Material and methods
For the current study, body weight data at ages 6 and 9 weeks of 312 F2 chickens, resulting from two-way crossbreeding between fast-growing commercial Arian line and indigenous fowls from West Azerbaijan province, were used. At the age of 70 days, DNA from blood samples of chickens was extracted and stored at -20°C. These DNAs were used to identify the genotype of each bird using the 60k Illumina Chicken SNP BeadChip, containing 54,340 SNP markers provided by Cobb Vantress with the cooperation of Aarhus University of Denmark. The phenotypic data were adjusted for sex and hatching effects, and three methods, including a linear model, random forest, and gradient boosting, were used to identify the important markers. The top ten markers for body weight traits were identified for each method. In addition, genes located within the Mb-1 region above and below the three top markers, as identified by each method in the genomic region, were determined using the NCBI and Ensemble databases from the reference genome of chicken (Gallus Gallus).
Results and discussion
Identification of important markers and the corresponding genes using machine learning methods showed that some markers and genes influencing traits might not be identified by a linear model, indicating that machine learning methods including random forest and gradient boosting were suitable tools for selecting important markers.

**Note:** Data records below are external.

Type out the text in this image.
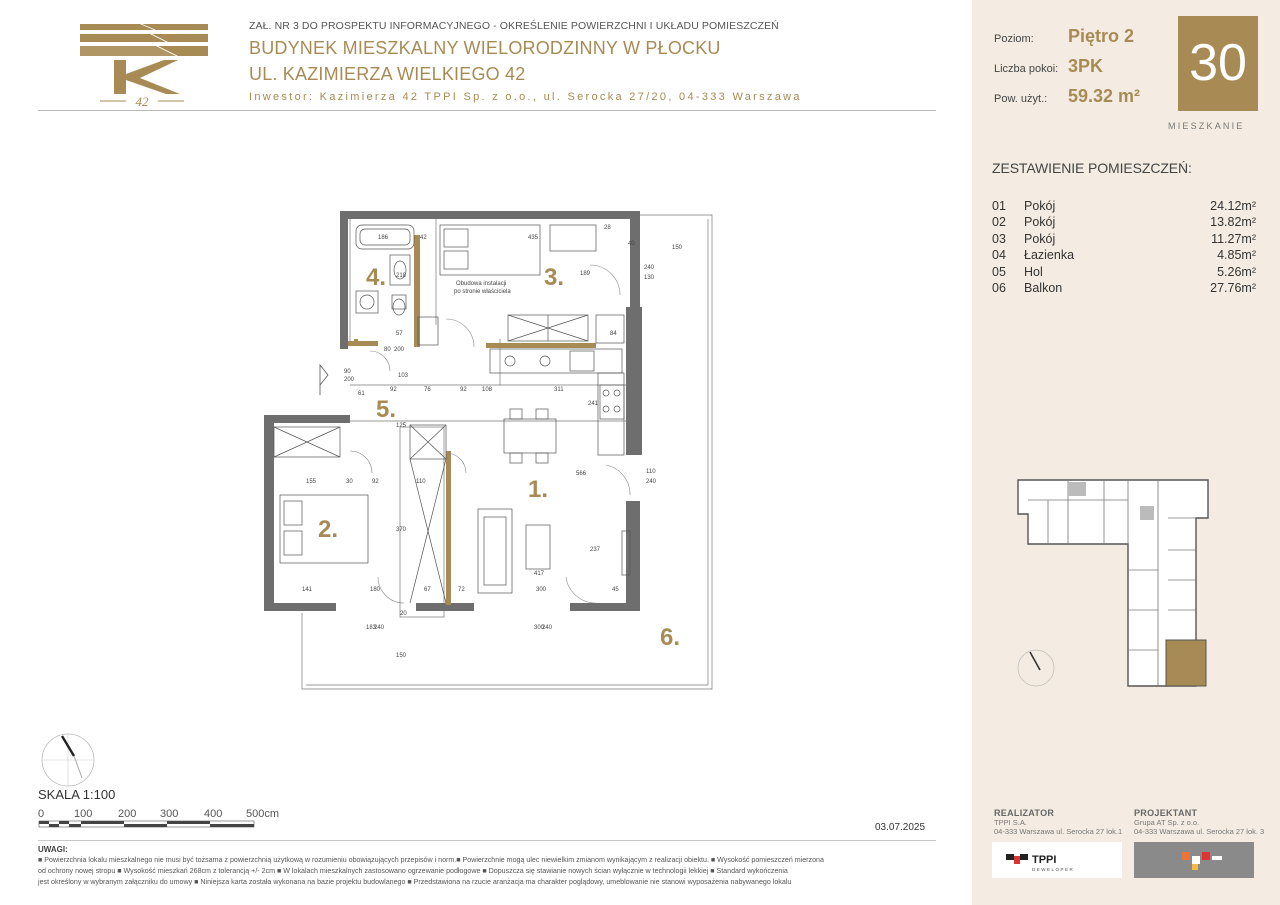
42
ZAŁ. NR 3 DO PROSPEKTU INFORMACYJNEGO - OKREŚLENIE POWIERZCHNI I UKŁADU POMIESZCZEŃ
BUDYNEK MIESZKALNY WIELORODZINNY W PŁOCKU
UL. KAZIMIERZA WIELKIEGO 42
Inwestor: Kazimierza 42 TPPI Sp. z o.o., ul. Serocka 27/20, 04-333 Warszawa
4.	3.
5.
1.
2.
6.
Obudowa instalacji
po stronie właściciela
186	42	435
28
150
218	189
240
130
57
80 200
90
200
103
61
92	76	92	108	311
241
110
240
125
155	30	92	110
370
417
300	45
141	180	67	72
183
240	300
240
150
20
84
237
40
566
SKALA 1:100
0	100 200 300 400 500cm
03.07.2025
UWAGI:
■ Powierzchnia lokalu mieszkalnego nie musi być tożsama z powierzchnią użytkową w rozumieniu obowiązujących przepisów i norm.■ Powierzchnie mogą ulec niewielkim zmianom wynikającym z realizacji obiektu. ■ Wysokość pomieszczeń mierzona
od ochrony nowej stropu ■ Wysokość mieszkań 268cm z tolerancją +/- 2cm ■ W lokalach mieszkalnych zastosowano ogrzewanie podłogowe ■ Dopuszcza się stawianie nowych ścian wyłącznie w technologii lekkiej ■ Standard wykończenia
jest określony w wybranym załączniku do umowy ■ Niniejsza karta została wykonana na bazie projektu budowlanego ■ Przedstawiona na rzucie aranżacja ma charakter poglądowy, umeblowanie nie stanowi wyposażenia nabywanego lokalu
Poziom: Piętro 2
Liczba pokoi: 3PK
Pow. użyt.: 59.32 m²
30
MIESZKANIE
ZESTAWIENIE POMIESZCZEŃ:
01 Pokój	24.12m²
02 Pokój	13.82m²
03 Pokój	11.27m²
04 Łazienka	4.85m²
05 Hol	5.26m²
06 Balkon	27.76m²
REALIZATOR
TPPI S.A.
04-333 Warszawa ul. Serocka 27 lok.1
PROJEKTANT
Grupa AT Sp. z o.o.
04-333 Warszawa ul. Serocka 27 lok. 3
TPPI
DEWELOPER
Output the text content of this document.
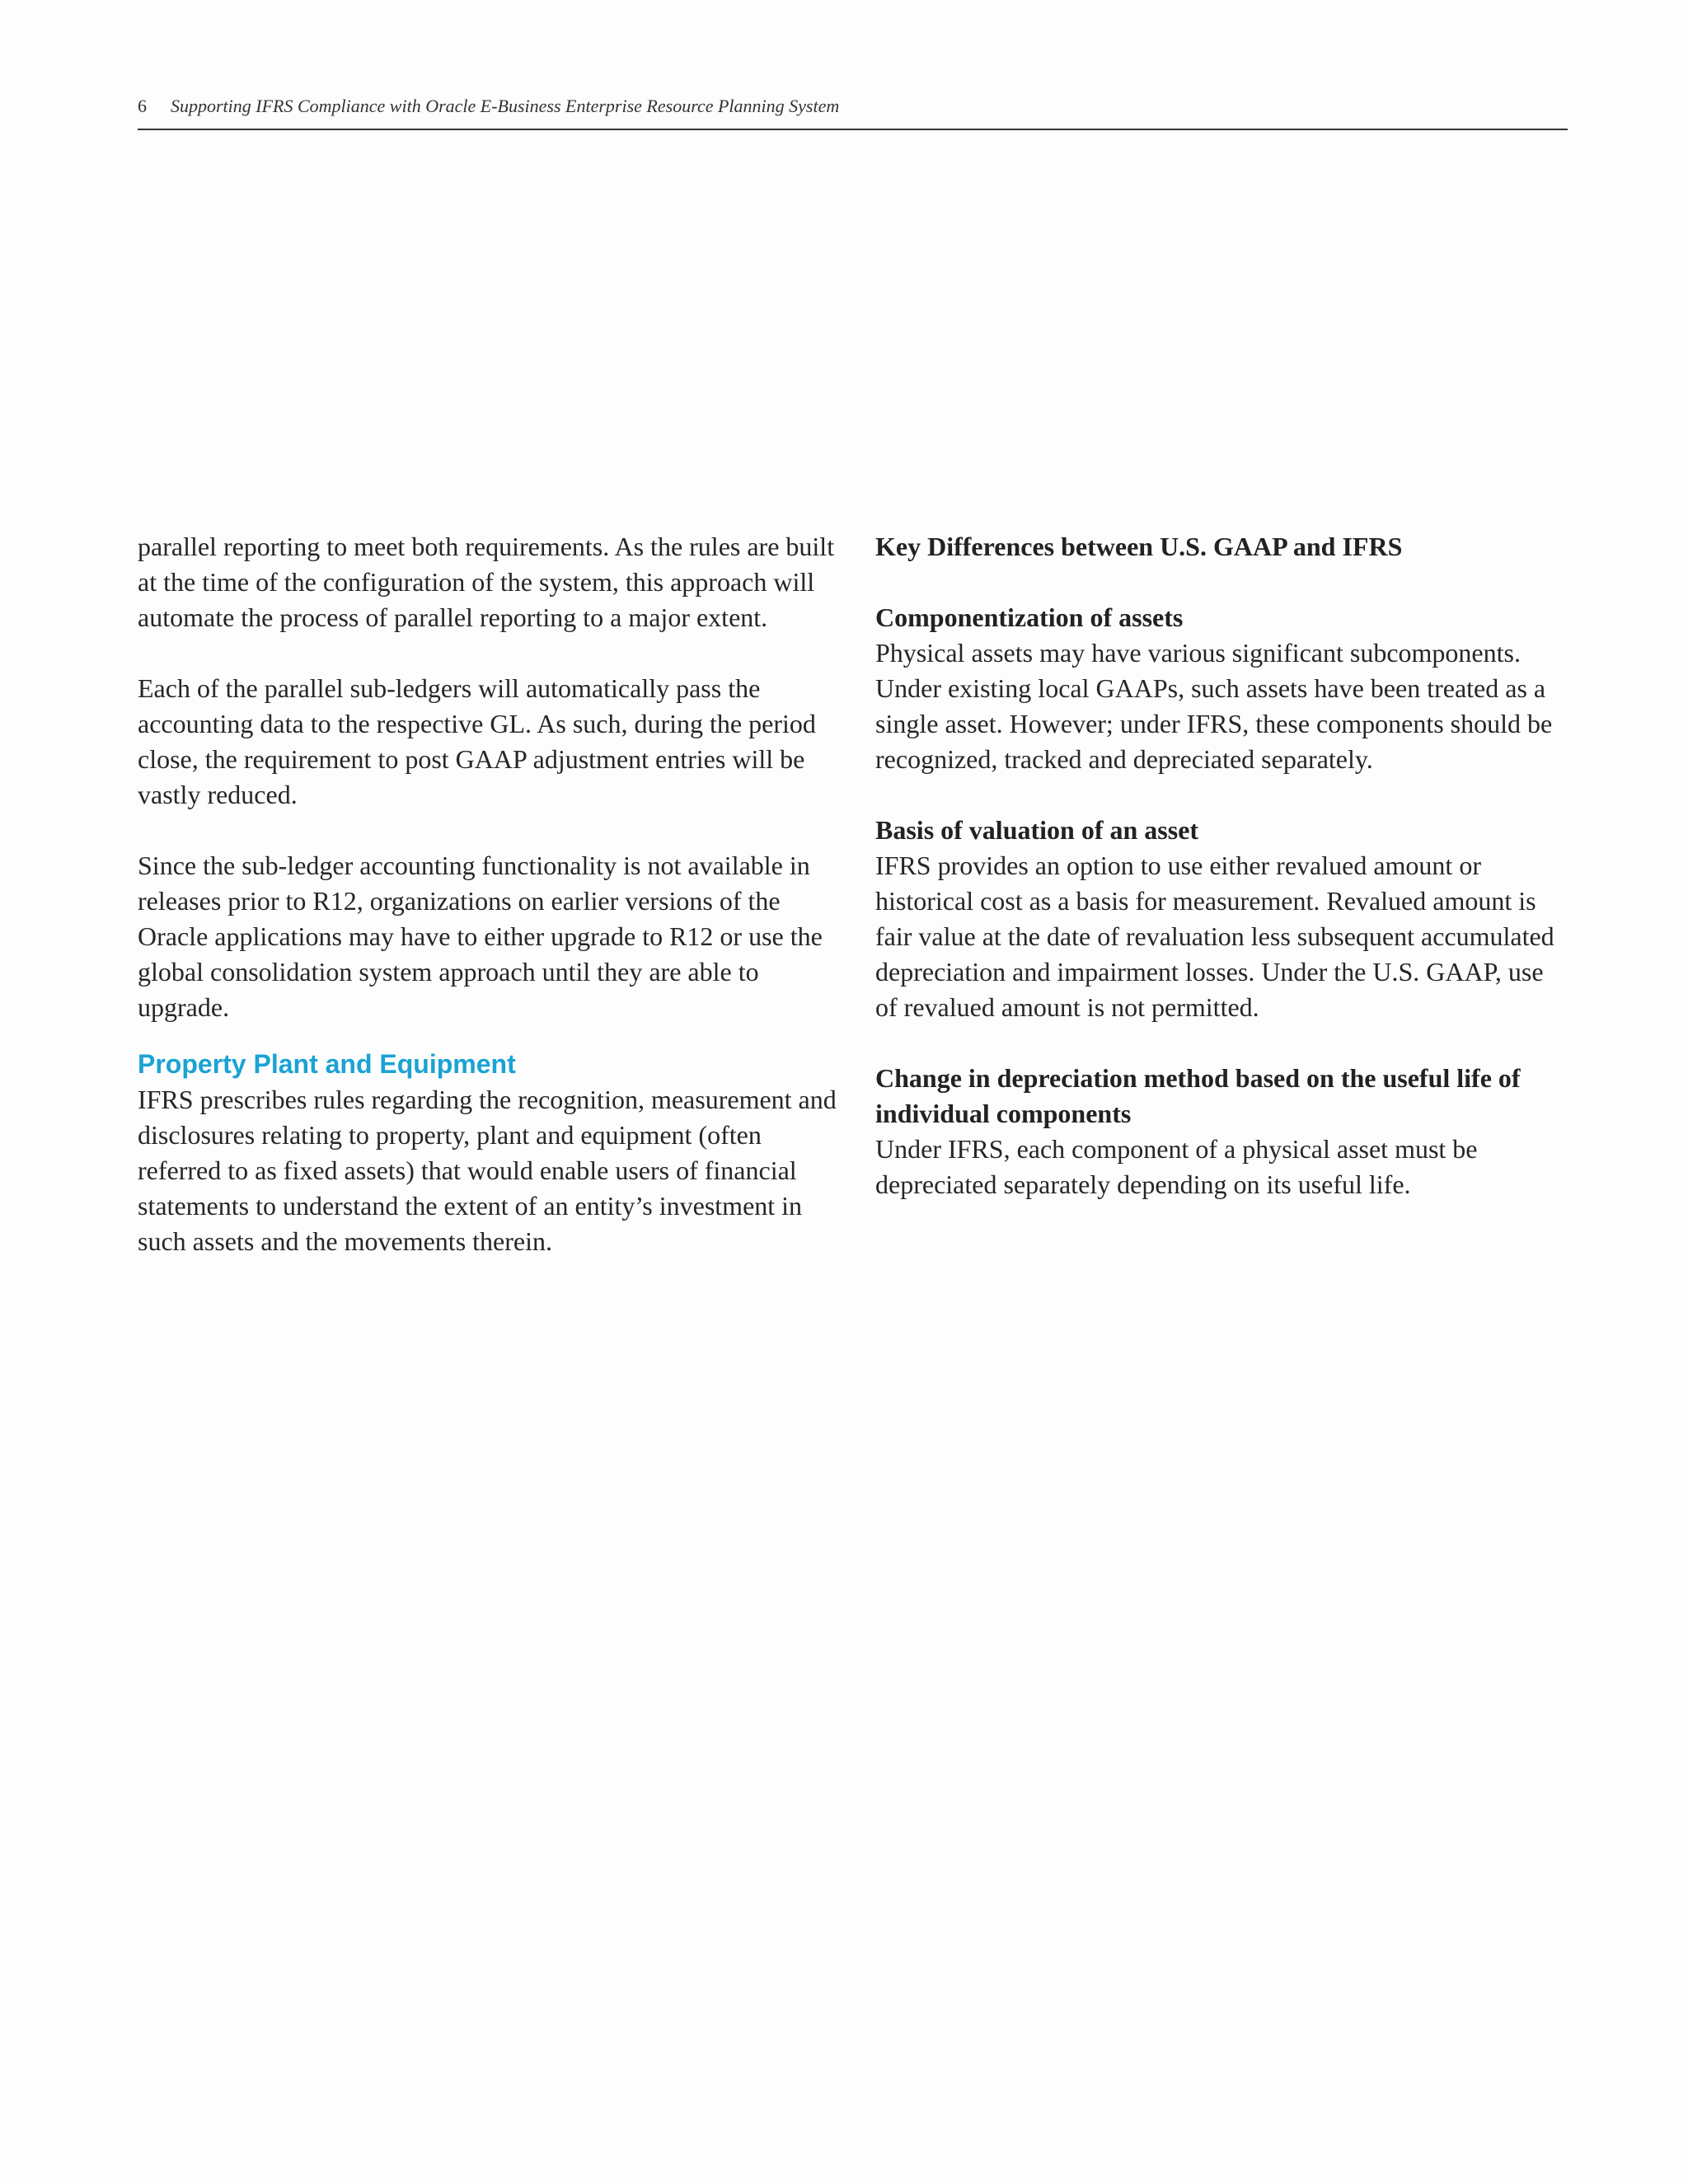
6 Supporting IFRS Compliance with Oracle E-Business Enterprise Resource Planning System

parallel reporting to meet both requirements. As the rules are built at the time of the configuration of the system, this approach will automate the process of parallel reporting to a major extent.

Each of the parallel sub-ledgers will automatically pass the accounting data to the respective GL. As such, during the period close, the requirement to post GAAP adjustment entries will be vastly reduced.

Since the sub-ledger accounting functionality is not available in releases prior to R12, organizations on earlier versions of the Oracle applications may have to either upgrade to R12 or use the global consolidation system approach until they are able to upgrade.

Property Plant and Equipment

IFRS prescribes rules regarding the recognition, measurement and disclosures relating to property, plant and equipment (often referred to as fixed assets) that would enable users of financial statements to understand the extent of an entity’s investment in such assets and the movements therein.

Key Differences between U.S. GAAP and IFRS
Componentization of assets

Physical assets may have various significant subcomponents. Under existing local GAAPs, such assets have been treated as a single asset. However; under IFRS, these components should be recognized, tracked and depreciated separately.

Basis of valuation of an asset

IFRS provides an option to use either revalued amount or historical cost as a basis for measurement. Revalued amount is fair value at the date of revaluation less subsequent accumulated depreciation and impairment losses. Under the U.S. GAAP, use of revalued amount is not permitted.

Change in depreciation method based on the useful life of individual components

Under IFRS, each component of a physical asset must be depreciated separately depending on its useful life.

These associated markers were GGaluGA308573, GGaluGA255033, Gga_rs13614212, Gga_rs13743072, GGaluGA258772, Gga_rs14034395, and Gga_rs13858398. By examining only 3 of the most important markers in each method, new related genes such as MAP2, ACSL1, CAMSAP2, FAM117B, SLC4A4, TIMP4, and LncRNA were identified that were not detected by the linear model in previous studies. Literature results reported that these genes are regulating microtubule-stabilizing activity, cells’ shape, intestinal tissue during post-hatch development, augmenting adipogenesis, tissue growth and morphogenesis, fatty acid metabolism and abdominal fat deposition, intramuscular fat content, meat tenderness, and flavor, axon development, dendrite development, organelle organization, bicarbonate secretion and absorption, intracellular pH, and induction of apoptosis (Programmed death of cells) in chickens.
Conclusion
In this study, random forest, gradient boosting, and simple linear models were used to detect important marker’s associations with body weight traits at 6 and 9 weeks of age in broiler chickens using a 60k Chicken SNP BeadChip. The most important markers that were identified by the linear model were GGaluGA141221, GGaluGA142838. For machine learning methods, the top markers were GGaluGA308573, Gga_rs13743072, Gga_rs13614212, GGaluGA322130, and Gga_rs15763229. These markers were associated with genes that control several biochemical, physiological and biological functions in chickens. Results indicate that machine learning algorithms were able to identify new genes for body weight traits that were not previously identified by linear models.